ONU pede que Vaticano entregue às autoridades envolvidos em abusos

Relatório faz duras críticas ao modo como Santa Sé lidou com pedofilia.

Comitê também quer que a Igreja abra arquivos sobre abusos do clero.

A Organização das Nações Unidas (ONU) pediu nesta quarta-feira (5) que o Vaticano “afaste imediatamente” de seus cargos todos os clérigos responsáveis ou suspeitos de abuso de crianças, e os denuncie às autoridades civis, em um relatório sem precedentes feito sobre pedofilia na Igreja Católica.
O Comitê da ONU para os Direitos da Infância (CRC, na sigla em inglês) disse que a Santa Sé também deve entregar seus arquivos sobre abusos sexuais a dezenas de milhares de crianças para que os culpados e as pessoas ligadas aos crimes possam ser responsabilizados.

“O comitê está gravemente preocupado pelo fato de que a Santa Sé não percebeu a extensão dos crimes cometidos, não tomou as medidas necessárias para lidar com casos de abuso sexual infantil nem para proteger essas crianças, e adotou políticas e práticas que levaram à continuidade dos abusos e à impunidade dos perpetradores [criminosos]”, diz o documento.

O Vaticano disse nesta quarta que enfrenta os casos de pedofilia na Igreja Católica com uma “exigência de transparência”, e a prova disso é que, nos próximos dias ou semanas, irá explicar o funcionamento da comissão criada para preveni-los.

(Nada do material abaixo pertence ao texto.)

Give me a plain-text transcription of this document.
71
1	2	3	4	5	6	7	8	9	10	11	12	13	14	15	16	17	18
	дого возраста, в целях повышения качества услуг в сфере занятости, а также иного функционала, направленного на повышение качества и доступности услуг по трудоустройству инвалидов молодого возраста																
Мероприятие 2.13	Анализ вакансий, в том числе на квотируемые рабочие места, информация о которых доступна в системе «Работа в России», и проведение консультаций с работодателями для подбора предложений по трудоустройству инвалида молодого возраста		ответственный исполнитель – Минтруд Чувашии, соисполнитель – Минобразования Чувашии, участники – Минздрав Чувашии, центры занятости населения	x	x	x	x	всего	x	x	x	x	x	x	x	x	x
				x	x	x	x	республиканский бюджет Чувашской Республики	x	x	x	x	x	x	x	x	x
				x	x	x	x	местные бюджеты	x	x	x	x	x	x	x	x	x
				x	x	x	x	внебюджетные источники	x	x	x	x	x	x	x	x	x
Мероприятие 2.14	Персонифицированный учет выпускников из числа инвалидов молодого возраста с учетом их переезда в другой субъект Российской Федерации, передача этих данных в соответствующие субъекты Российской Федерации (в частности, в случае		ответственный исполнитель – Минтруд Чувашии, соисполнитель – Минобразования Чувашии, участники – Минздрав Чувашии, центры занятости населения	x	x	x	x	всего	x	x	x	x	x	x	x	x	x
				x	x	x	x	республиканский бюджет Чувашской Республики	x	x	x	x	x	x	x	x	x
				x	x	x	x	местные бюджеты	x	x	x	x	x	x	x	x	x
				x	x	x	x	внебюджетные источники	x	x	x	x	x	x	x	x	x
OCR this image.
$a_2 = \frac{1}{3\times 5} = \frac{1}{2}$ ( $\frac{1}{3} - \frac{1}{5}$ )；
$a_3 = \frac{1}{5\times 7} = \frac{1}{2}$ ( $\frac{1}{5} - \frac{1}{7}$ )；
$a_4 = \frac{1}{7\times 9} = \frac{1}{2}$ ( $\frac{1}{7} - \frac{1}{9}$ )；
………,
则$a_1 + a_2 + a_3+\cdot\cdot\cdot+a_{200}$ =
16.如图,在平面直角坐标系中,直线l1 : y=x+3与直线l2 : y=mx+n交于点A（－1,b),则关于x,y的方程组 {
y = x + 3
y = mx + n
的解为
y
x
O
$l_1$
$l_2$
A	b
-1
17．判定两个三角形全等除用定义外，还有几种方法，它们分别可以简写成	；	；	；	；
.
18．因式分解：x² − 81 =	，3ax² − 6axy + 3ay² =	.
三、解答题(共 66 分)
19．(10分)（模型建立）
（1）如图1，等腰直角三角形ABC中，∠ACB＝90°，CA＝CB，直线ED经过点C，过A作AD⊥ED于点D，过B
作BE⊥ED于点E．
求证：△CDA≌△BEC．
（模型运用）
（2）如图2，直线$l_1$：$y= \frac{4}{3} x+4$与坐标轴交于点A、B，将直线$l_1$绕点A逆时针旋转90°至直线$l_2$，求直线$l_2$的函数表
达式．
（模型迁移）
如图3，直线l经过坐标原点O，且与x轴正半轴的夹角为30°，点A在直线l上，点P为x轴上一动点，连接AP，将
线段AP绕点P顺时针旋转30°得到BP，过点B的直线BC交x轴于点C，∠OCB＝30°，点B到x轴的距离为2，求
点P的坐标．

O comitê da ONU acrescentou que a Igreja Católica ainda não tomou as medidas para evitar a repetição de casos como o escândalo das lavanderias da Irlanda, em que meninas foram colocadas arbitrariamente em condições de trabalho forçado, entre 1922 e 1996.

O órgão pediu uma investigação interna sobre o caso e situações semelhantes, para que os responsáveis possam ser processados e uma “compensação total” seja paga às vítimas e às suas famílias.

Uma comissão criada em dezembro de 2013 pelo Papa Francisco deveria investigar todos os casos de abuso sexual infantil, “assim como a conduta da hierarquia católica ao lidar com eles”, aponta o texto da ONU.

Nos últimos anos, integrantes do clero envolvidos em abuso foram transferidos de paróquia a paróquia em seus países, “em uma tentativa de acobertar tais crimes”, acrescenta o relatório.

“A prática da mobilidade dos criminosos, que tem permitido a muitos sacerdotes permanecer em contato com crianças e seguir abusando delas, continua expondo menores de muitos países a um alto risco de sofrer abusos sexuais”, afirma o relatório.
“Devido ao código de silêncio imposto a todos os membros do clero, sob pena de excomunhão [expulsão da Igreja], casos de abuso sexual infantil dificilmente foram relatados às autoridades policiais nos países onde tais crimes ocorreram”, diz o documento.

O Vaticano viola a Convenção das Nações Unidas sobre os Direitos da Criança ao não fazer o suficiente para erradicar os casos de pedofilia na Igreja, afirmou também nesta quarta a presidente do comitê.

“A resposta é sim, até agora tem violado a Convenção, porque não tem feito tudo o que deveriam para acabar com este problema”, disse Kirsten Sandberg.

Sessão pública
Em uma sessão pública realizada no mês passado em Genebra, na Suíça, o comitê da ONU pressionou representantes do Vaticano a revelar o alcance dos casos de pedofilia nas últimas décadas dentro da Igreja.

Na ocasião, a delegação da Santa Sé respondeu a perguntas de 18 integrantes de diversas nacionalidades – pela primeira vez desde que o escândalo surgiu, há mais de duas décadas – e negou as acusações de que o Vaticano tenha acobertado os casos. Além disso, declarou que foram criadas diretrizes claras para proteger as crianças.

O Papa Francisco afirmou, à época, que os casos são motivo de “vergonha” para a Igreja.